Given that earlier studies on the SDM-Q-9 and the SDM-Q-Doc showed a one-dimensional structure based on confirmatory factor analyses (CFA)[6, 9], we also performed such analyses using EQS software (Multivariate Software Inc., Encino, California, USA). Since the χ2 statistic used to test model fit is highly sensitive to conceptually unrelated technical conditions (like violation of the normality assumption and sample size), the fit of the models was also evaluated by means of descriptive fit indices, such as the comparative fit index (CFI), root mean square error of approximation (RMSEA), and the standardized root mean square residual (SRMR) [18, 19]. The CFA models were regarded as acceptable to good when the fit indices met the following cut off criteria: RMSEA ≤ 0.06; CFI > 0.95 and SRMR ≤ 0.08 [19, 20].

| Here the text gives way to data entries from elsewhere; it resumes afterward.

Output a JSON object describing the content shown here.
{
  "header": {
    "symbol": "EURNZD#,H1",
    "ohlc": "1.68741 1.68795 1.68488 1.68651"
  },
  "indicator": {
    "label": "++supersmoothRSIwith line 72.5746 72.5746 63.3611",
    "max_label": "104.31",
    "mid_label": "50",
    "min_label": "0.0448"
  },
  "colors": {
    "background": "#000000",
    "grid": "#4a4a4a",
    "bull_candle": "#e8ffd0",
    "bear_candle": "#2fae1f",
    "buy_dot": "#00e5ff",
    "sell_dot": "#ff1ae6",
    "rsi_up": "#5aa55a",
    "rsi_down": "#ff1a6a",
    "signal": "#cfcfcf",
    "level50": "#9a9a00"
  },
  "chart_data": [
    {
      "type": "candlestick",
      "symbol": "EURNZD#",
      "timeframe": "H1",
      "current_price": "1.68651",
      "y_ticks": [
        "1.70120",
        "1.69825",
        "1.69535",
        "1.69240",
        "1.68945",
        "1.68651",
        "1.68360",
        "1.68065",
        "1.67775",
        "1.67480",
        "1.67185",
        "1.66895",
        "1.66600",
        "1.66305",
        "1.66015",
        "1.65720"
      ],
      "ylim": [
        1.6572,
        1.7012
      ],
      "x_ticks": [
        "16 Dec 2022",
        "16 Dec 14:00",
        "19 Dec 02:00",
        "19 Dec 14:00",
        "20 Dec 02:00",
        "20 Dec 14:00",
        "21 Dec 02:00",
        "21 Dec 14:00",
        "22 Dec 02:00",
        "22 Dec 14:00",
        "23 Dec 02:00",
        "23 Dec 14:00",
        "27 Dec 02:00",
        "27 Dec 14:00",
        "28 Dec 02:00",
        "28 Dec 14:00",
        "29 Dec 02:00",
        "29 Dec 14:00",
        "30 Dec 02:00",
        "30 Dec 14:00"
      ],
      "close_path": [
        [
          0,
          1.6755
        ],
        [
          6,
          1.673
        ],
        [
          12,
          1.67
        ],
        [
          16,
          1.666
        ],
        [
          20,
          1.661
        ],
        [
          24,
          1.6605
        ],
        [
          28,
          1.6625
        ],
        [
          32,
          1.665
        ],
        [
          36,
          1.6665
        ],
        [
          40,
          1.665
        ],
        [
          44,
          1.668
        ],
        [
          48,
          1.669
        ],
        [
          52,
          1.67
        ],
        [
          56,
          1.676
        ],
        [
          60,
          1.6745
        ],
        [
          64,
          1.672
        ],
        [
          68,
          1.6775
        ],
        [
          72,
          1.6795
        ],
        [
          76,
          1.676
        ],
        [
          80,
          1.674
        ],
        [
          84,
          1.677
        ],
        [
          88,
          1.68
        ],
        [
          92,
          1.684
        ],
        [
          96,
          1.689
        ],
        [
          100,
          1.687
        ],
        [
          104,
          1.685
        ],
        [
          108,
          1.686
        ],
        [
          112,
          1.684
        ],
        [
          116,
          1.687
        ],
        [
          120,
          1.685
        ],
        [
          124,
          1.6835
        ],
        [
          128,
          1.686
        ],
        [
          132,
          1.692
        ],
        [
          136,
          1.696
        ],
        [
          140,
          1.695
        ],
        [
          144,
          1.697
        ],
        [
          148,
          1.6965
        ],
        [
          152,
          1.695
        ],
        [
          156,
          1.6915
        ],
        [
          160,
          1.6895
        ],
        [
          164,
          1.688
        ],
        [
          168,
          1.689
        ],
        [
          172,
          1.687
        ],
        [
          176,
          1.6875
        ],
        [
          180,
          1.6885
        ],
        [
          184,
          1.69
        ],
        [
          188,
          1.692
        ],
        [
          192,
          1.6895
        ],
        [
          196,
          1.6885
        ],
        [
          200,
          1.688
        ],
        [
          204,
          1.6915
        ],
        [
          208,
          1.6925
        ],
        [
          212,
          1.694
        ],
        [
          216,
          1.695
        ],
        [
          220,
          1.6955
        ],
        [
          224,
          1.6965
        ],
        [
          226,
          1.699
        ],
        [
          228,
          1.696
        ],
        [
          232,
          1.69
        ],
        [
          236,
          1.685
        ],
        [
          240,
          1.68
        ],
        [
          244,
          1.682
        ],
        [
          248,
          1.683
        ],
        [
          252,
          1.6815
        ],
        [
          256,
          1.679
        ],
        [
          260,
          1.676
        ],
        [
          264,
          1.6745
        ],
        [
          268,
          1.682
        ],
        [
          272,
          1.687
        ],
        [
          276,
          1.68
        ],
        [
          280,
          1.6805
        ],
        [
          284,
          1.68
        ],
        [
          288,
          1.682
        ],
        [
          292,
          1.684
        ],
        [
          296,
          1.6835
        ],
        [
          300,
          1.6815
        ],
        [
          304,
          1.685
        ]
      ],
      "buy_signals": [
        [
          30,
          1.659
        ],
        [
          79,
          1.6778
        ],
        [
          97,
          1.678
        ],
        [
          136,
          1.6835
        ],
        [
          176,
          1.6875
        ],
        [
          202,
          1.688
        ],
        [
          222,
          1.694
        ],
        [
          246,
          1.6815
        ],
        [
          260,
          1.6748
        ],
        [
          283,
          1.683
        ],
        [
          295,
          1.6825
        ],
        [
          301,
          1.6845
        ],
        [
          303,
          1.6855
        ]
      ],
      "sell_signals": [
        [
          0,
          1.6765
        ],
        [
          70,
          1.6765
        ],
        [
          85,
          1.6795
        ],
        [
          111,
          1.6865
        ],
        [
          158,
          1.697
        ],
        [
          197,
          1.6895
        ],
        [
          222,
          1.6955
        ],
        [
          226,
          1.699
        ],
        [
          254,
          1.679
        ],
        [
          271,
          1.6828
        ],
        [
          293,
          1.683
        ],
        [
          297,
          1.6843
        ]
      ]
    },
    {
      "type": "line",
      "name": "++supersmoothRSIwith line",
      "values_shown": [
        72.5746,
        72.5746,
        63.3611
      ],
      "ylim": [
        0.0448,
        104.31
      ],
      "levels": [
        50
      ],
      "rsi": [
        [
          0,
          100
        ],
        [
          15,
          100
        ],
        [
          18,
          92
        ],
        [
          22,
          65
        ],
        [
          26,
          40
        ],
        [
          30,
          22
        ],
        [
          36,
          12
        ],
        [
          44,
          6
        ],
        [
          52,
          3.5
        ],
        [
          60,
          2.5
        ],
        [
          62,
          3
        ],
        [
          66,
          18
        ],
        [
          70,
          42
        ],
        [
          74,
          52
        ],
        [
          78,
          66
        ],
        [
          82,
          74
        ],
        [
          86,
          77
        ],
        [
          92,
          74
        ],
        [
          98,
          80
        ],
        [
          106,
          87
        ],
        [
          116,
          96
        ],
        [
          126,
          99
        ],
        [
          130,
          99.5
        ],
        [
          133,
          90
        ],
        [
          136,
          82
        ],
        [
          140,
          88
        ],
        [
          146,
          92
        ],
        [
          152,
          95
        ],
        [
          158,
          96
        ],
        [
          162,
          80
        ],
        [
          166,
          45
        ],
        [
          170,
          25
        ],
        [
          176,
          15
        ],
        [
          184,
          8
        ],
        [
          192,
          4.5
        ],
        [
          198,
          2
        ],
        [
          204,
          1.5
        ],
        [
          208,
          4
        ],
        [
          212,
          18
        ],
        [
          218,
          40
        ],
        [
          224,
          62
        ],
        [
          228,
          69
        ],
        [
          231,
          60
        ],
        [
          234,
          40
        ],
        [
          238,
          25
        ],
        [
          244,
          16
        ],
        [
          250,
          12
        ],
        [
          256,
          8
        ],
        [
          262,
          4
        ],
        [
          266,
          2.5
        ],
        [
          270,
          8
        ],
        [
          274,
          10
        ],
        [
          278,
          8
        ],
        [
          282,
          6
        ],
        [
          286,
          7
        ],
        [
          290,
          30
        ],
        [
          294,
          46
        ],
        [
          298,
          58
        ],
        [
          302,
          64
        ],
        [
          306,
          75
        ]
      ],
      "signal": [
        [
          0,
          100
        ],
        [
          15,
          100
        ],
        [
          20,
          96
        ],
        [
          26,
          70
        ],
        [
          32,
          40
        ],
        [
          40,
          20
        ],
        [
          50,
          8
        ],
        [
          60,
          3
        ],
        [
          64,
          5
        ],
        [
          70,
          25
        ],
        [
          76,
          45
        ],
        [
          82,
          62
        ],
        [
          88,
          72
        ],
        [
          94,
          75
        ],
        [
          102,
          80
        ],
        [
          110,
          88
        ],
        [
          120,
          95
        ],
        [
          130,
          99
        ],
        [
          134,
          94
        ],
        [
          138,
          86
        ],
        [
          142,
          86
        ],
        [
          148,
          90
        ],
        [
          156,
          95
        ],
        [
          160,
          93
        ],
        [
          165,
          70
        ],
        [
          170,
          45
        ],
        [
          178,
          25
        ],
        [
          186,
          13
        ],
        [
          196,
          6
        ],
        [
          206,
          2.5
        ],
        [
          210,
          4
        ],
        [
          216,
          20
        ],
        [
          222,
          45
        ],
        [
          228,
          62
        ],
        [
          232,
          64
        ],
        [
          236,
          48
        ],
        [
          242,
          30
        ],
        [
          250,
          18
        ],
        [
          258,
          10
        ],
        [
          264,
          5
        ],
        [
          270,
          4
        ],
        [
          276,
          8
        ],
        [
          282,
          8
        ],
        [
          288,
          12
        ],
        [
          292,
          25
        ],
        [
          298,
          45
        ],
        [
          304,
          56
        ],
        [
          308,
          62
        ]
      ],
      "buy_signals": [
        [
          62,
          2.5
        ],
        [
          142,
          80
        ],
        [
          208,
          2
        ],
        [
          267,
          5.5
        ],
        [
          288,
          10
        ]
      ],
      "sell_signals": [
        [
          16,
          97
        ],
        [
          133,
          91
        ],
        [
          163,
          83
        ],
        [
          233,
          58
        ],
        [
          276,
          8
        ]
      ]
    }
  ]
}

Apart from the confirmatory factor analyses, the statistical analyses were performed using IBM SPSS Statistics Version 20 (IBM, Chicago, IL, USA).

Post-hoc analyses

As the distribution of the scores on both SDM questionnaires was clearly non-normal, it was decided to carry out a variety of tests, all requiring different assumptions for the dependent variables. Moreover, taking the observed sample distributions as the best approximation to the population distributions, 1000 bootstrap samples were taken from the observed sample distribution, and their associated confidence intervals for the means were calculated.


Sample characteristics

A total of 182 patients rated their consultations with 44 physicians. Two-thirds (65%) of the patient sample was female. Their mean age was relatively high, 61 years (SD = 15.5), with a range from 19 to 88 (Table 1).

Forty-three different physicians (23 specialists and 20 general practitioners) rated 213 consultations with their patients (see Table 2 for numbers by speciality). The physician sample consisted of slightly more men than women (58%). Due to a different procedure for the general practitioner sample, no demographic data other than gender were available for the latter group. The mean age of the specialists was 34 years, ranging from 24 to 60 years. The mean number of patients rated by each physician was five, with values ranging from 1 to 15.

Missing questionnaires of both patients and physicians caused differences in the numbers of participants in the analyses. In some cases, patients completed their questionnaires but their physician did not or vice versa. The reliability analysis and principal component analyses were based on datasets with complete data for all of the nine items (Npat = 160 and Ndoc = 201). It was not feasible to obtain rates on how many physicians were asked to participate but declined, because physicians were informed and asked to participate by the head of their department. Additionally, because it was already difficult to get physicians to participate, we did not ask them to register how many of the eligible patients did not participate.

Psychometric properties

In this result section, we will first discuss the acceptance rates of the questionnaire items and their reliabilities. Then the dimensional structures are discussed, followed by the convergent validation using the CPSpost item.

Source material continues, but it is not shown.